第9回みちのく国際ミステリー映画祭で鑑賞。

内田けんじ監督も来場し、「気軽に観てもらえるために、死ぬ気で一年間脚本を作りました」と語っておられました。そうなのですよね。たかが娯楽作品だからといって、いい加減な気持ちで作られた作品は、やっぱりそれなりのものしかできない。熱心さがあれば必ずいい映画に仕上がるかというと才能の問題もあって一概にはそう言い切れない。だが、まず必死さが前提としてなければ、観る者の胸を打つようなものは何も生まれてこないと思う。

「30歳を過ぎたら、運命の人なんて出てこない。もう文化祭もクラス替えもないんだよ。友達から始まって少しずつなんてことは絶対に起こらない」。正確な引用ではないがだいたいこんな趣旨で神田は、失恋から立ち直れない宮田へ次の恋を積極的に探せと励まします。この台詞が印象深い。

本作品が際立っているのは、この場面はレストランであったが、コーヒーを注ぎにきたウェーターがこの台詞を聞いてショックを受けているところも、さりげなく描写されているところ。直接、本筋とは絡まないが、こうした細部の充実が映画を豊かにしている。

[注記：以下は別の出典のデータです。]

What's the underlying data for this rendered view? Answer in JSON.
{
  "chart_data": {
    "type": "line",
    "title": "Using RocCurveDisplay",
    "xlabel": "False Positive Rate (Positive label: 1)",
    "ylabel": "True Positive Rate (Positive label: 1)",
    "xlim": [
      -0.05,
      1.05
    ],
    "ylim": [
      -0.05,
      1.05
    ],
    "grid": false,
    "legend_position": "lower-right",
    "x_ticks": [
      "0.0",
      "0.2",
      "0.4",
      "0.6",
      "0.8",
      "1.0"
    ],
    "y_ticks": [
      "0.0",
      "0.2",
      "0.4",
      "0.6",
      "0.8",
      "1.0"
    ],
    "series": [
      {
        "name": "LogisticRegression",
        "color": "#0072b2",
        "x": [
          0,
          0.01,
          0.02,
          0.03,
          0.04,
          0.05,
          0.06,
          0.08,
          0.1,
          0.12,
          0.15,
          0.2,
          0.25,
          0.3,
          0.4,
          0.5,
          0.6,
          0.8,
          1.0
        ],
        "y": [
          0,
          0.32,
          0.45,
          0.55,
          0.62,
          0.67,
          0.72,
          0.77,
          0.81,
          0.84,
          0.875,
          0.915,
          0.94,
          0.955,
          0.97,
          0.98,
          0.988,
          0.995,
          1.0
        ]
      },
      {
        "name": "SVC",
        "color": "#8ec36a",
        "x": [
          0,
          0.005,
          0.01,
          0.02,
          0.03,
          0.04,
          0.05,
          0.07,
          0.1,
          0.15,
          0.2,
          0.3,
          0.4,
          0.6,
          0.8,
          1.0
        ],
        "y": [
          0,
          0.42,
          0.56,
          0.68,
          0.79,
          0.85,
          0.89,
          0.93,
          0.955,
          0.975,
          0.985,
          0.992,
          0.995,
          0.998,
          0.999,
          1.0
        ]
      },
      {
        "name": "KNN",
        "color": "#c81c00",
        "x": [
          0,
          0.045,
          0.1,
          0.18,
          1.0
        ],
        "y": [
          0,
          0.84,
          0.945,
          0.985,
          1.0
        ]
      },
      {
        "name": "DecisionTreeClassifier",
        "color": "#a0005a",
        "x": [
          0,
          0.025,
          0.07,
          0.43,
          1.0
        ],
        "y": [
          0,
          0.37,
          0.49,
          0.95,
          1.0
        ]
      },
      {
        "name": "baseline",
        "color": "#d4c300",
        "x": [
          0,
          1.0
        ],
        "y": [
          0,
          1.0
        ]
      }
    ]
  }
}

真紀が鍵を閉め部屋を出るところから映画は始まり、彼女が宮田の部屋を訪ねるところで映画は終っていく。この計算された構成も見事。上映後にこの事を内田監督にお話したら「よく気がついてくれましたね」と笑顔で答えてくれたことも、貴重な思い出として残り続けるでしょう。

|

« マダムと奇人と殺人と | トップページ | 変身(佐野直樹監督) »

製作年:2004年」カテゴリの記事

コメント

みちのく国際ミステリー映画祭って面白そうですね~
この映画は忘れた頃にもう一度見たくなります。wowowで放映されるの待とうっと・・・

投稿: kossy | 2005/12/27 21:39

こんにちは♪
細部まで行き届いた脚本に最後まで一瞬たりとも目が離せませんでした。
こういう作品大好きです。
今年のベスト5に入るかも?

投稿: ミチ | 2005/12/27 22:19

この記事へのコメントは終了しました。

トラックバック


この記事へのトラックバック一覧です: 運命じゃない人:

» 運命じゃない人 [ネタバレ映画館]
 宮田・・・高価なマンション買ったんだから、防犯にも気をつかえよ。  レストランと宮田の部屋はタイムスパイラル・ムービーの核となった。時空は超えないが、視点を変えることによって徐々に明らかになる事実。「あんたもそこにいるんか!」「おまえもか!」と、かくれんぼをすると必ず人気が出て争奪戦となる隠れ場所のようだ。  『パルプフィクション』のように時系列をバラバラにしてパズルを解くような構成ですが、個人的に真っ先に思い出した... [続きを読む]

受信: 2005/12/27 21:36

» 映画「運命じゃない人」 [ミチの雑記帳]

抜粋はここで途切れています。